Les autorisations prévues à l'article 7 de la convention collective des journalistes ne s'appliquent qu'aux "journalistes professionnels employés régulièrement à temps plein ou à temps partiel" et ne concernent donc pas les pigistes occasionnels. De fait, on voit mal comment un tel pigiste pourrait recueillir l'autorisation de l'ensemble de ses employeurs à chaque fois qu'il réalise une pige. L'article 7 prévoit toutefois, en son dernier aliéna, que "l'employeur peut demander à titre d'information aux journalistes professionnels employés à titre occasionnel de déclarer leurs autres collaborations habituelles".
Les collaborations extérieures des journalistes donnent régulièrement lieu à des contentieux.

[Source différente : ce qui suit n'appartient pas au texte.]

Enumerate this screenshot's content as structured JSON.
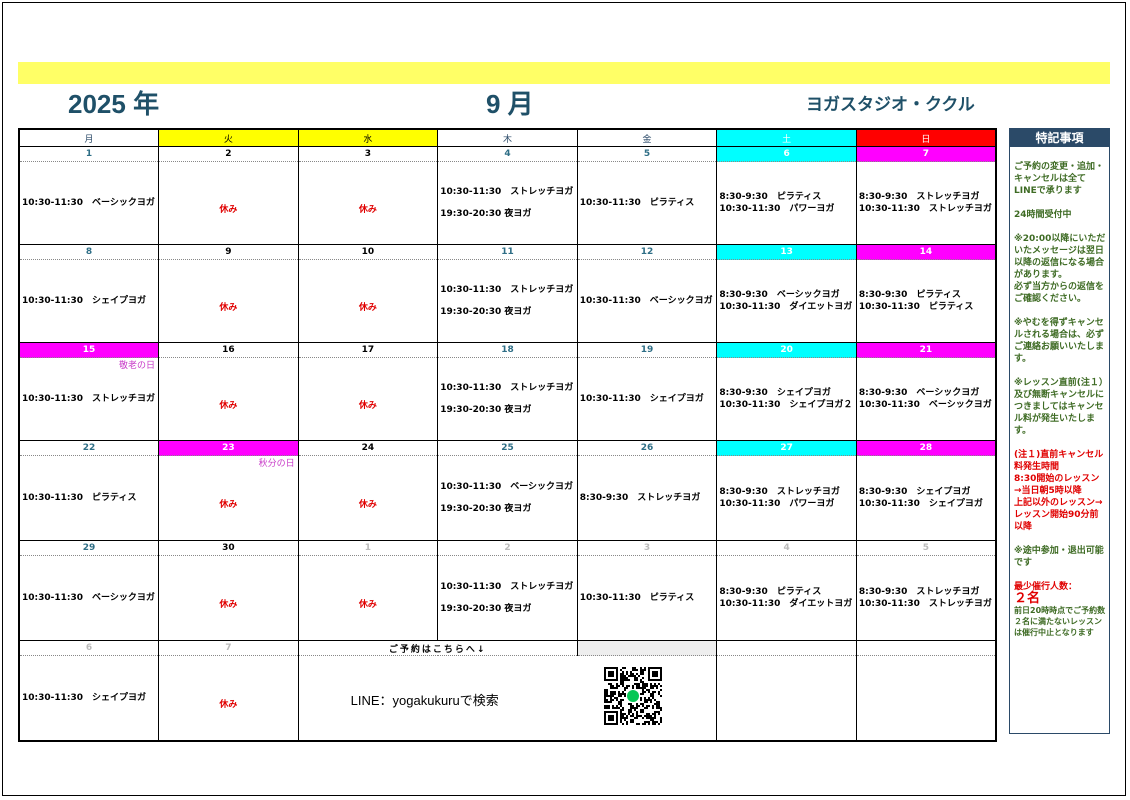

La Cour d'appel de Paris, dans un arrêt du 31 mai 2011, a été amenée à examiner le cas d'un journaliste, photographe reporter, qui avait été licencié par l'agence de presse qui l'employait à temps plein pour avoir, alors qu'il se trouvait, dans le cadre de l'exécution de son contrat de travail, sur les lieux d'un reportage consacré aux émeutes dans les banlieues, été rémunéré par une autre société de presse qu'il avait aidé à réaliser un reportage audiovisuel consacré au même sujet.
Cette collaboration extérieure n'avait été ni déclarée par le journaliste ni, a fortiori, été autorisée par son employeur.
L'agence de presse avait, pour motiver le licenciement du journaliste, indiqué dans la lettre de rupture : "la direction de l'agence tient à vous aviser qu'elle attache un prix particulier à ce que, conformément à la lettre et à l'esprit de l'article 7 de la convention collective des journalistes, vous déclariez obligatoirement, par écrit à la direction de votre rédaction, les collaborations extérieures que vous pourriez envisager qu'elles soient sous votre propre nom, anonyme ou sous un pseudonyme".
La Cour d'appel de Paris relève toutefois que la collaboration du journaliste présentait un caractère imprévu (c'est parce qu'il se trouvait déjà sur place que son concours avait été sollicité par une autre entreprise).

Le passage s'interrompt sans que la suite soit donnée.